Now why did I know all that instinctively? Why do so many others pursue the same altruistic goals without demanding the most obvious extrinsic compensations? Because it's the natural thing that humans have always tried to do for one another. Shirky, Lessig, and others are just, after all this time, telling us why we do it, and why in our connected era, it is now possible to help one another on the scale on which we can now help one another by putting into play our inherent intrinsic motivators.

Notes:


References

Benkler, Y. and Nissenbaum, H. (2006). Commons-based peer production and virtue.

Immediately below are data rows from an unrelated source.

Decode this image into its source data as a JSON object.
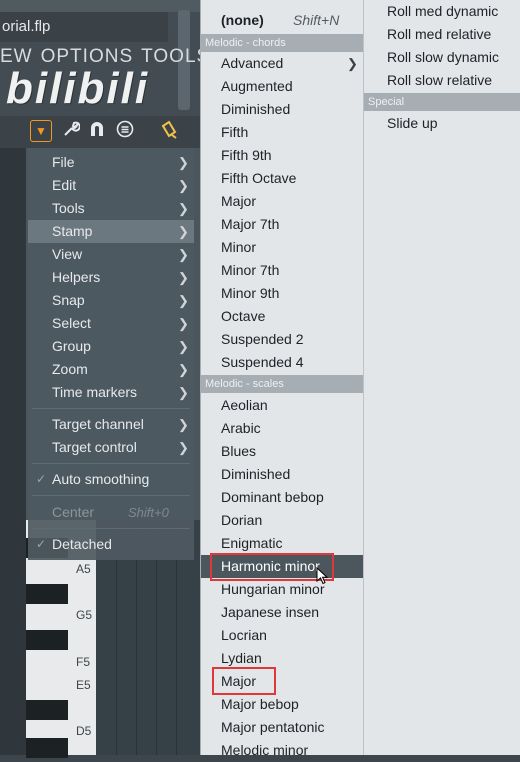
{
  "app": {
    "title": "orial.flp",
    "menu_bar": [
      "EW",
      "OPTIONS",
      "TOOLS",
      "?"
    ],
    "logo_text": "bilibili",
    "toolbar_icons": [
      "dropdown-menu-icon",
      "wrench-icon",
      "magnet-icon",
      "list-icon",
      "stamp-icon"
    ],
    "note_labels": [
      "A5",
      "G5",
      "F5",
      "E5",
      "D5"
    ]
  },
  "context_menu": {
    "items": [
      {
        "label": "File",
        "submenu": true
      },
      {
        "label": "Edit",
        "submenu": true
      },
      {
        "label": "Tools",
        "submenu": true
      },
      {
        "label": "Stamp",
        "submenu": true,
        "active": true
      },
      {
        "label": "View",
        "submenu": true
      },
      {
        "label": "Helpers",
        "submenu": true
      },
      {
        "label": "Snap",
        "submenu": true
      },
      {
        "label": "Select",
        "submenu": true
      },
      {
        "label": "Group",
        "submenu": true
      },
      {
        "label": "Zoom",
        "submenu": true
      },
      {
        "label": "Time markers",
        "submenu": true
      },
      {
        "label": "Target channel",
        "submenu": true
      },
      {
        "label": "Target control",
        "submenu": true
      },
      {
        "label": "Auto smoothing",
        "checked": true
      },
      {
        "label": "Center",
        "shortcut": "Shift+0",
        "disabled": true
      },
      {
        "label": "Detached",
        "checked": true
      }
    ]
  },
  "stamp_menu": {
    "none_label": "(none)",
    "none_shortcut": "Shift+N",
    "header_chords": "Melodic - chords",
    "chords": [
      "Advanced",
      "Augmented",
      "Diminished",
      "Fifth",
      "Fifth 9th",
      "Fifth Octave",
      "Major",
      "Major 7th",
      "Minor",
      "Minor 7th",
      "Minor 9th",
      "Octave",
      "Suspended 2",
      "Suspended 4"
    ],
    "header_scales": "Melodic - scales",
    "scales": [
      "Aeolian",
      "Arabic",
      "Blues",
      "Diminished",
      "Dominant bebop",
      "Dorian",
      "Enigmatic",
      "Harmonic minor",
      "Hungarian minor",
      "Japanese insen",
      "Locrian",
      "Lydian",
      "Major",
      "Major bebop",
      "Major pentatonic",
      "Melodic minor"
    ],
    "hovered_item": "Harmonic minor"
  },
  "stamp_menu_right": {
    "items": [
      "Roll med dynamic",
      "Roll med relative",
      "Roll slow dynamic",
      "Roll slow relative"
    ],
    "header_special": "Special",
    "special_items": [
      "Slide up"
    ]
  },
  "colors": {
    "accent_orange": "#f29a1a",
    "highlight_red": "#e03838",
    "hover_bg": "#4b565d",
    "menu_bg": "#e3e6e9"
  }
}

The Journal of Political Philosophy 14, 4: 394-419. Retrieved May 1, 2011 from http://www.nyu.edu/projects/nissenbaum/papers/jopp_235.pdf

Deci, E. (1972). The effects of contingent and noncontingent rewards and controls on intrinsic motivation. Organizational Behavior and Human Performance 8, 2:217-229; Received 23 September 1971.
Available online 26 August 2004, doi:10.1016/0030-5073(72)90047-5 (Elsevier Inc.) More info here

Lessig, L. (2008). Remix: Making art and commerce thrive in the hybrid economy. New York: The Penguin Press. Available as eBook from http://www.archive.org/details/LawrenceLessigRemix.

Robinson, K. (2009). The element: How finding your passion changes everything. New York: Viking Penguin.

Shirky, Clay. (2010). Cognitive Surplus: Creativity and Generosity in a Connected Age. New York: The Penguin Press.